CL Image 1“I don’t play villains, I play people”

Today the world lost a true screen icon, Sir Christopher Lee.

Born in 1922, Lee appeared in almost 300 movies, originally contracted to the Rank Organisation he started off playing small supporting roles but as his career progressed he went on to bring to life countless iconic characters such as Scaramanga in Man With The Golden Gun (1974), Saruman The White in The Lord Of The Rings Trilogy (2001-2003) and Lord Summerisle in The Wicker Man (1973) to name but three.

But it is without doubt his association with Hammer and the role of Dracula, which he first played in 1958 for which he will always be remembered.  His graceful yet preditorial take on the classic character, coupled with a magnetic screen presence (he only had 13 lines in the first film) introduced his name to the world. He would play the Count seven times for Hammer and alongside Peter Cushing helped forge a screen partnership which was loved by millions and an off-screen friendship which lasted until Cushing died in 1994.
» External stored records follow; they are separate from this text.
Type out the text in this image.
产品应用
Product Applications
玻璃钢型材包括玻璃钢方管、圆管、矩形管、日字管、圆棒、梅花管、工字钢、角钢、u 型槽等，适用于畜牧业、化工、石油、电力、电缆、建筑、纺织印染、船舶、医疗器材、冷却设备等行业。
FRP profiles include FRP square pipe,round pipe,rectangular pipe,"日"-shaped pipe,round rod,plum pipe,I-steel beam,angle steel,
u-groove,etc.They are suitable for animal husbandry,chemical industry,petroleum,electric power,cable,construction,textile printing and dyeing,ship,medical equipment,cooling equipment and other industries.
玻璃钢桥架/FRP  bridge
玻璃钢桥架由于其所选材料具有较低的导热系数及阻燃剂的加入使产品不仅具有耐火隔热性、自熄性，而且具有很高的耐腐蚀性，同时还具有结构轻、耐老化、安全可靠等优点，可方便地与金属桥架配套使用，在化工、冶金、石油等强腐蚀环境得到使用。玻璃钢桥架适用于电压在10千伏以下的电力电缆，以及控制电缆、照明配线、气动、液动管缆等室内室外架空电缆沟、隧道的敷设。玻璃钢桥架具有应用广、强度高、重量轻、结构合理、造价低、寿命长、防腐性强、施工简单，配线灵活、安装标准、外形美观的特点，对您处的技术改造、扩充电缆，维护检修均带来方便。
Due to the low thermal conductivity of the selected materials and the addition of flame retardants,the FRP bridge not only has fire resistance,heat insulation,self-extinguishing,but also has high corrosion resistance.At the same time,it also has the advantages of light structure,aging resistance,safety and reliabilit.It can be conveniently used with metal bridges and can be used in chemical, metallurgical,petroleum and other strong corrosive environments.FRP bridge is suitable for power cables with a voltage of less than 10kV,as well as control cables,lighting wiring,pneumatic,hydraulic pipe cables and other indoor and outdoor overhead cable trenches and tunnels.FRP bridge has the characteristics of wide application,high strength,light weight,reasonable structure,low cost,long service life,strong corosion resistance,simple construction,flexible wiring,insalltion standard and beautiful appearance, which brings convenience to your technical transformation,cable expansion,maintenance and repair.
Though his characters often had a dark and sometimes unnatural side to them, he was more versatile than people gave him credit for and was at home in comedies such as 1941 (1979) and The Return Of Captain Invincible (1983), or melodrama such as Airport ’77 (1977) and The Three Musketeers (1973) as he was in gritty horror movies such as To The Devil A Daughter (1976) and I, Monster (1971).

CL Image 2Lee continued to reach new audiences thanks to his appearance as Count Dooku in Star Wars: Episode II - Attack of the Clones (2002) and Tim Burton who cast him in Sleepy Hollow (1999), Charlie And The Chocolate Factory (2005) and Alice In Wonderland (2010). Hard working right up until the end -he had just begun work on a movie - Lee was also a noted baritone and had released several albums including heavy metal collaborations and also contributed to a cast recording of The Rocky Horror Show.
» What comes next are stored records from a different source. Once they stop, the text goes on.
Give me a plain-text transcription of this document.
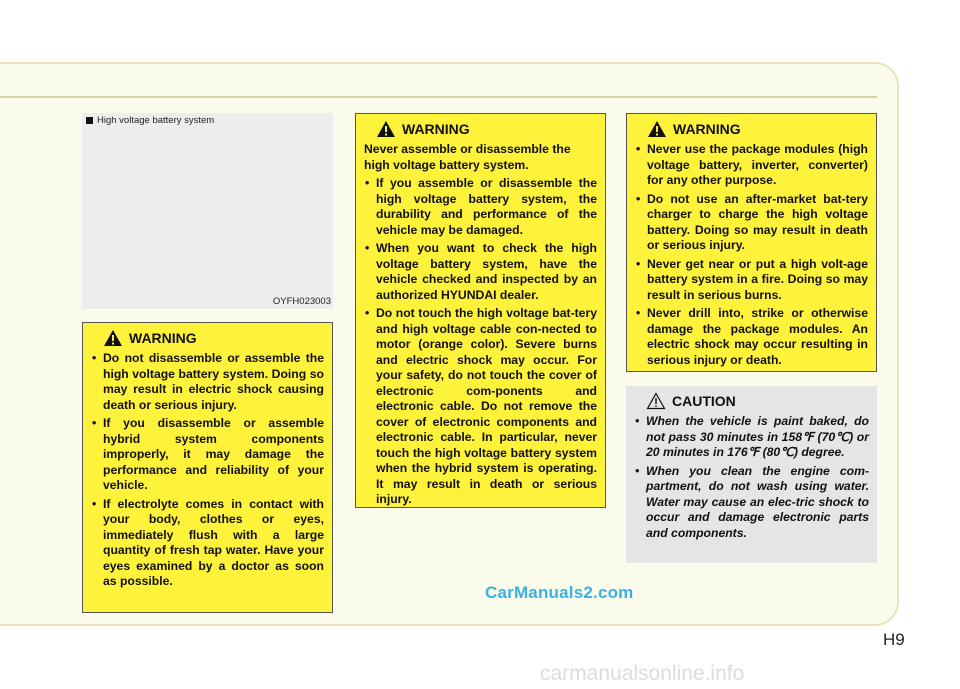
High voltage battery system
OYFH023003
WARNING
• Do not disassemble or assemble the high voltage battery system. Doing so may result in electric shock causing death or serious injury.
• If you disassemble or assemble hybrid system components improperly, it may damage the performance and reliability of your vehicle.
• If electrolyte comes in contact with your body, clothes or eyes, immediately flush with a large quantity of fresh tap water. Have your eyes examined by a doctor as soon as possible.
WARNING
Never assemble or disassemble the high voltage battery system.
• If you assemble or disassemble the high voltage battery system, the durability and performance of the vehicle may be damaged.
• When you want to check the high voltage battery system, have the vehicle checked and inspected by an authorized HYUNDAI dealer.
• Do not touch the high voltage bat-tery and high voltage cable con-nected to motor (orange color). Severe burns and electric shock may occur. For your safety, do not touch the cover of electronic com-ponents and electronic cable. Do not remove the cover of electronic components and electronic cable. In particular, never touch the high voltage battery system when the hybrid system is operating. It may result in death or serious injury.
WARNING
• Never use the package modules (high voltage battery, inverter, converter) for any other purpose.
• Do not use an after-market bat-tery charger to charge the high voltage battery. Doing so may result in death or serious injury.
• Never get near or put a high volt-age battery system in a fire. Doing so may result in serious burns.
• Never drill into, strike or otherwise damage the package modules. An electric shock may occur resulting in serious injury or death.
CAUTION
• When the vehicle is paint baked, do not pass 30 minutes in 158℉ (70℃) or 20 minutes in 176℉ (80℃) degree.
• When you clean the engine com-partment, do not wash using water. Water may cause an elec-tric shock to occur and damage electronic parts and components.
CarManuals2.com
H9
carmanualsonline.info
Let us not forget his role before he became an actor, working as an Intelligence Officer and becoming attached to the LRDG (Long Range Desert Group) in 1940. This brave band penetrated deep behind enemy lines on countless covert missions, and here he witnessed the true horrors of war. The full details of his missions and what he did remain classified.
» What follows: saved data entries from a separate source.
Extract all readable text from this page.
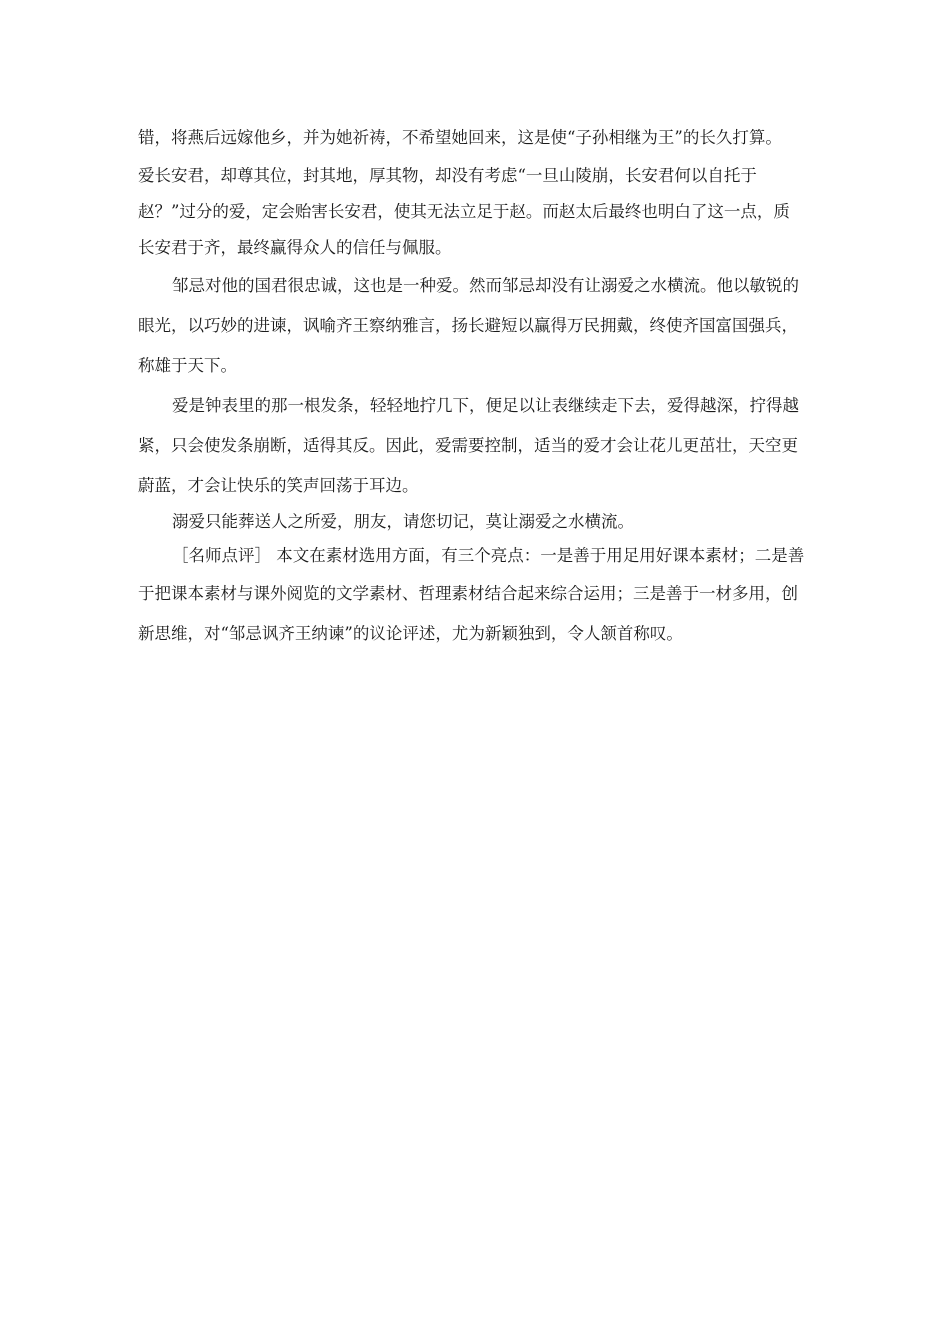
错，将燕后远嫁他乡，并为她祈祷，不希望她回来，这是使“子孙相继为王”的长久打算。
爱长安君，却尊其位，封其地，厚其物，却没有考虑“一旦山陵崩，长安君何以自托于
赵？”过分的爱，定会贻害长安君，使其无法立足于赵。而赵太后最终也明白了这一点，质
长安君于齐，最终赢得众人的信任与佩服。
邹忌对他的国君很忠诚，这也是一种爱。然而邹忌却没有让溺爱之水横流。他以敏锐的
眼光，以巧妙的进谏，讽喻齐王察纳雅言，扬长避短以赢得万民拥戴，终使齐国富国强兵，
称雄于天下。
爱是钟表里的那一根发条，轻轻地拧几下，便足以让表继续走下去，爱得越深，拧得越
紧，只会使发条崩断，适得其反。因此，爱需要控制，适当的爱才会让花儿更茁壮，天空更
蔚蓝，才会让快乐的笑声回荡于耳边。
溺爱只能葬送人之所爱，朋友，请您切记，莫让溺爱之水横流。
［名师点评］ 本文在素材选用方面，有三个亮点：一是善于用足用好课本素材；二是善
于把课本素材与课外阅览的文学素材、哲理素材结合起来综合运用；三是善于一材多用，创
新思维，对“邹忌讽齐王纳谏”的议论评述，尤为新颖独到，令人颔首称叹。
On a personal note it was during the early 70s that I first became aware of his work, spending many memorable Friday nights with my father watching classic horror double-bills on BBC 2. These precious memories of mine give Lee’s passing a cause for these cherished memories to flood back. Lee, alongside Peter Cushing, opened the door of horror cinema to me and those evenings watching them with my late father maybe long gone but will remain oh so precious.

It is hard to think he has departed, and this is a dark day for his family, friends and fans but we should not mourn but celebrate his legacy, for it will outlive us all and his spirit will no doubt inspire generations to come.

Goodbye Sir Christopher, the world has lost a true star and a true gentleman.